KARACHI: Leading businessmen gathered at the Federation of Pakistan Chambers of Commerce and Industry (FPCCI) to analyse the looming threat of a Sri Lanka-like economic emergency as the dollar hit an all-time high of Rs224.92 against the local currency in the interbank market on Wednesday.

FPCCI President Irfan Iqbal Shiekh said the rupee’s free fall has reached a point where it has become a threat to national security as the letters of credit (LCs) for petroleum imports were being opened at a much higher rate than the interbank rate.

He feared that a serious law and order situation might emerge in the event of any fuel shortages for transportation and electricity generation. “We are not far from a Sri Lanka-like scenario and radical decisions are needed to reverse the situation,” he warned.

According to an FPCCI’s press release, leading businessman Aqeel Karim Dhedhi expressed his shock that despite the fact that many numbers are showing improvement over the last few weeks, such as global oil prices, declining edible oil prices and better supplies of many other commodities, the government has failed to rein in inflation.

Urge central bank to play role to end exchange rate volatility

The FPCCI chief emphasised that the State Bank of Pakistan (SBP) cannot continue with the free-floating exchange rate and has to apply regulatory tools to minimise speculation and uncertainty. He added that the country does not even have enough foreign exchange reserves to cover two months of imports.

Despite a foreign exchange bloodbath, the government has failed to appoint a governor for the SBP, which reflects poorly on the government’s seriousness in dealing with the situation, he said.
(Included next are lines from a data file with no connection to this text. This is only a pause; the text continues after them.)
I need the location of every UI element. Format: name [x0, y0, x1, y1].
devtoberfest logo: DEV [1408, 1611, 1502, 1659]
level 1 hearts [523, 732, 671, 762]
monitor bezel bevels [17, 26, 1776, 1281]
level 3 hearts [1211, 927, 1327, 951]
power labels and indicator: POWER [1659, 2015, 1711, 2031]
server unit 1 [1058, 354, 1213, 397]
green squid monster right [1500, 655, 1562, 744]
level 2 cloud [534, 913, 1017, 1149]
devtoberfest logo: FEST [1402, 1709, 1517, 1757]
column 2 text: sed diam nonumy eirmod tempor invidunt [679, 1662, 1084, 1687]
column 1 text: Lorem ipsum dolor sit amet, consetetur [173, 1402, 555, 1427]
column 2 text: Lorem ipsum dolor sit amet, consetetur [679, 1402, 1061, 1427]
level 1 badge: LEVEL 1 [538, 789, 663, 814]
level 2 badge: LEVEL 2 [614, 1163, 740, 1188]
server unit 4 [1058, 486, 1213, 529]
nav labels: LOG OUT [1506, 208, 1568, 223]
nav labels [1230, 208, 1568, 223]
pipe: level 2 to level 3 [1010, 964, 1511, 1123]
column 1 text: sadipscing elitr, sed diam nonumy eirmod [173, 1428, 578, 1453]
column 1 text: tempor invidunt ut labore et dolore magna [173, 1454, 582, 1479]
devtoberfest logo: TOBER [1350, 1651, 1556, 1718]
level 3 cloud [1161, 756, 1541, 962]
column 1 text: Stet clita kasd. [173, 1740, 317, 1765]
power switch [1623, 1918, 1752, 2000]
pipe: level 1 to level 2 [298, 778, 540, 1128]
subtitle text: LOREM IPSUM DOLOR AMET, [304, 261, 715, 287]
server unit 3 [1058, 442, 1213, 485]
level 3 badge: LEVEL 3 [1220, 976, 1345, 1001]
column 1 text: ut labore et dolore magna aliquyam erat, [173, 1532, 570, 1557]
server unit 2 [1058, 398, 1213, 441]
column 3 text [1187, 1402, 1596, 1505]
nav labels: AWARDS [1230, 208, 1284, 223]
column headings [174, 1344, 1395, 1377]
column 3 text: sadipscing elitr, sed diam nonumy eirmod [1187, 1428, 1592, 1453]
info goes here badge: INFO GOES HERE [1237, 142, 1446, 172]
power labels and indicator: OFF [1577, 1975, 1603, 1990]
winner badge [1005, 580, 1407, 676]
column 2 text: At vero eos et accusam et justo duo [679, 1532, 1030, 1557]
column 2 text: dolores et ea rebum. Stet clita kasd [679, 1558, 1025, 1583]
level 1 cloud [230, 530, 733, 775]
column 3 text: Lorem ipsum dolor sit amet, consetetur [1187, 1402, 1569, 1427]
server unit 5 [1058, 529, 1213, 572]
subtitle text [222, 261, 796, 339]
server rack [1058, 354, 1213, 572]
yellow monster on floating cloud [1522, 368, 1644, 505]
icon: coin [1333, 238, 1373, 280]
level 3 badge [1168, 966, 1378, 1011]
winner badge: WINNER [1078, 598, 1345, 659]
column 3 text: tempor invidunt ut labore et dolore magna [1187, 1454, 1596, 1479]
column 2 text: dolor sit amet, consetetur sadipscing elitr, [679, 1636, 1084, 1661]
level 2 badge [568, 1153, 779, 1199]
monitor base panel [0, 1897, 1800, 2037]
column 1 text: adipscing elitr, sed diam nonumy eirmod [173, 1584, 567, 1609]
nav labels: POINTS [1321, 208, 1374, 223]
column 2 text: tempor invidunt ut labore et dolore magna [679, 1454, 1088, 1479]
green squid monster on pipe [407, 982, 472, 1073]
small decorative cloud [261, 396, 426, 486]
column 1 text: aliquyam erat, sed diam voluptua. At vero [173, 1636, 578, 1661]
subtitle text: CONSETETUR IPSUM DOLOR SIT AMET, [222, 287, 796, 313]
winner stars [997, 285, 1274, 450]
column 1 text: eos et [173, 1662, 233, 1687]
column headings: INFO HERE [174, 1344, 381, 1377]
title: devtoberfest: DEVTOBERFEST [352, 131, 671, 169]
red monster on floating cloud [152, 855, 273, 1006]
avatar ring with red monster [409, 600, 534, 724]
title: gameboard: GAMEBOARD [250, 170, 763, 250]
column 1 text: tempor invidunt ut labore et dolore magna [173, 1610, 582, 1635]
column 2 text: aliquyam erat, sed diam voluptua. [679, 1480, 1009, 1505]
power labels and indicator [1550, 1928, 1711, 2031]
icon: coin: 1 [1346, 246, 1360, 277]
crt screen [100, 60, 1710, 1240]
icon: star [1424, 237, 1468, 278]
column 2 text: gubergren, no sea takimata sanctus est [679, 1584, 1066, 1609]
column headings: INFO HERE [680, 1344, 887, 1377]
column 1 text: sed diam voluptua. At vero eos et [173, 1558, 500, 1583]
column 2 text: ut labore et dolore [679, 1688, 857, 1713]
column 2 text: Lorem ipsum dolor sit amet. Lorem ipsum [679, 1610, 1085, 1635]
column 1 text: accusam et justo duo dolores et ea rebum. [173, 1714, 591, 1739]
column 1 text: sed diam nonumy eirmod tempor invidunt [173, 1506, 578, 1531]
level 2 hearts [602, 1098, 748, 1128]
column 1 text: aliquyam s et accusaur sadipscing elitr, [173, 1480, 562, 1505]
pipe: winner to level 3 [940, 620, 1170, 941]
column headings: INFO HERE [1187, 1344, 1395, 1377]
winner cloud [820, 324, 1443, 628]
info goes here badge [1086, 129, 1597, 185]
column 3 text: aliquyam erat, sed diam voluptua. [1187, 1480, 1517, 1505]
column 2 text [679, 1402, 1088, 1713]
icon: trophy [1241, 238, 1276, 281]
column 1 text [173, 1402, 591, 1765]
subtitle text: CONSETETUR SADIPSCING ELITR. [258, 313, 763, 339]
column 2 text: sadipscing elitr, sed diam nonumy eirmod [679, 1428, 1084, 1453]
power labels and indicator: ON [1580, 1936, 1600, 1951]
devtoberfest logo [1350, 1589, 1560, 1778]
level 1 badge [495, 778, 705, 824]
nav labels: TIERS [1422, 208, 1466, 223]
Patron Karachi Wholesalers Grocers Group (KWGA) Anis Majeed said the landing cost of imported pulses had increased by Rs7-8 per kg in the last 10 days due to continuous rupee deprecation against the dollar and its impact had not been passed to the wholesale rates by the traders due to uncertain future exchange rates. Traders import pulses under cash against documents rather than through opening letters of credit.
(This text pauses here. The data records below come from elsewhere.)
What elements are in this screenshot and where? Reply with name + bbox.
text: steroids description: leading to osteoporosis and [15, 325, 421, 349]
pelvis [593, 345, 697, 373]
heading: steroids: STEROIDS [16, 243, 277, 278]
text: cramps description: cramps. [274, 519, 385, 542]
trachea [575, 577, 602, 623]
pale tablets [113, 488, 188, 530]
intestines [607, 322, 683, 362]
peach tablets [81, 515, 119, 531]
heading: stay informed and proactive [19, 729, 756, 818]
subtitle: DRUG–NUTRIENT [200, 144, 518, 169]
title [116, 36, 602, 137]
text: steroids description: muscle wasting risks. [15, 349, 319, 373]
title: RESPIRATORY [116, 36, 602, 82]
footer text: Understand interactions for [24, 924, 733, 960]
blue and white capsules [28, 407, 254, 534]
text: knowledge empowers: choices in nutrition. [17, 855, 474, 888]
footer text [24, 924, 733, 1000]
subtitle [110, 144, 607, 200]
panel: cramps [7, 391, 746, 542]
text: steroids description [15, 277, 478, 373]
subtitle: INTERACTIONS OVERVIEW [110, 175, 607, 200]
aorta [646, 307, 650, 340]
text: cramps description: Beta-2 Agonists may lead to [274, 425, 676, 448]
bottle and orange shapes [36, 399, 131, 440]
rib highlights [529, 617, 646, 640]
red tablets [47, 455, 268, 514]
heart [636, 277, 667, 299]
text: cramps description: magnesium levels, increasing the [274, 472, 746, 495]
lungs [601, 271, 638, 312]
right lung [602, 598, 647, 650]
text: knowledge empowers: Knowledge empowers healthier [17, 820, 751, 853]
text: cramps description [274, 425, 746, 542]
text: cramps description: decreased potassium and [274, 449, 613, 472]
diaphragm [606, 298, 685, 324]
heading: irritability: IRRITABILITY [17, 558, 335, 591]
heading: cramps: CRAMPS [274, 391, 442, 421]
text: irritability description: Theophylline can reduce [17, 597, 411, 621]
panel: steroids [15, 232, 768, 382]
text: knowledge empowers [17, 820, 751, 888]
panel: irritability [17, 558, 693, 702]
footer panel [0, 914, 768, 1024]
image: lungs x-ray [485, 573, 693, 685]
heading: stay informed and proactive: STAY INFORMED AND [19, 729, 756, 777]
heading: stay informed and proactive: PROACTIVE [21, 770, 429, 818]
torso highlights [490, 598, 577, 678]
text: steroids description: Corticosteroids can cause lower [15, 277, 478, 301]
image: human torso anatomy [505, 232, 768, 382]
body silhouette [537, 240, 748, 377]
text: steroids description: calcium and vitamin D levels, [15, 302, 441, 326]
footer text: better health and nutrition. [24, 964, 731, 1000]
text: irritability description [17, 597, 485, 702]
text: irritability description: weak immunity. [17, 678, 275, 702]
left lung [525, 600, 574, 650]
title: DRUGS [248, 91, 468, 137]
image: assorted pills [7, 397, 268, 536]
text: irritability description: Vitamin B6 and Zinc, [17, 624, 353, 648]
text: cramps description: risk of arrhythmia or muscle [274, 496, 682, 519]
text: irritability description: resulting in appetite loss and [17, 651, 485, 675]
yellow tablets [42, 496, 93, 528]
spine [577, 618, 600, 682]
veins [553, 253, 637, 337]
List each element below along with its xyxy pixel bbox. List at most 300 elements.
He said pulse imports already decreased by 29pc to 897,352 tonnes ($611m) in FY22 from 1.266m ($709m) in FY21. The average per tonne price rose to $681 from $560.

In a statement, Korangi Association of Trade and Industry (KATI) President Salman Aslam, said the business community had serious reservations about the government’s mysterious silence for not taking any steps to manage the declining economy.

He said that the value of the rupee was depreciating artificially, leaving the currency free-floating in the market and causing severe losses to the economy. Investors have lost confidence after the stock market crash and the negative rating of Pakistan by Fitch rating agency.

Mr Aslam predicted a storm of inflation if the rupee continued to fall against the dollar.

The president of the North Karachi Association of Trade and Industry (NKATI), Faisal Moiz Khan, urged the SBP to adopt effective strategies to stabilise the rupee and curb the continued appreciation of the dollar.

The SBP needs to play its role as a regulator to prevent a further rise in the dollar price, he said, fearing that Pakistani products would become uncompetitive in the world markets after the rising landing cost of imported raw materials in view of persistent rupee devaluation besides creating difficulties in timely fulfillment of export commitments.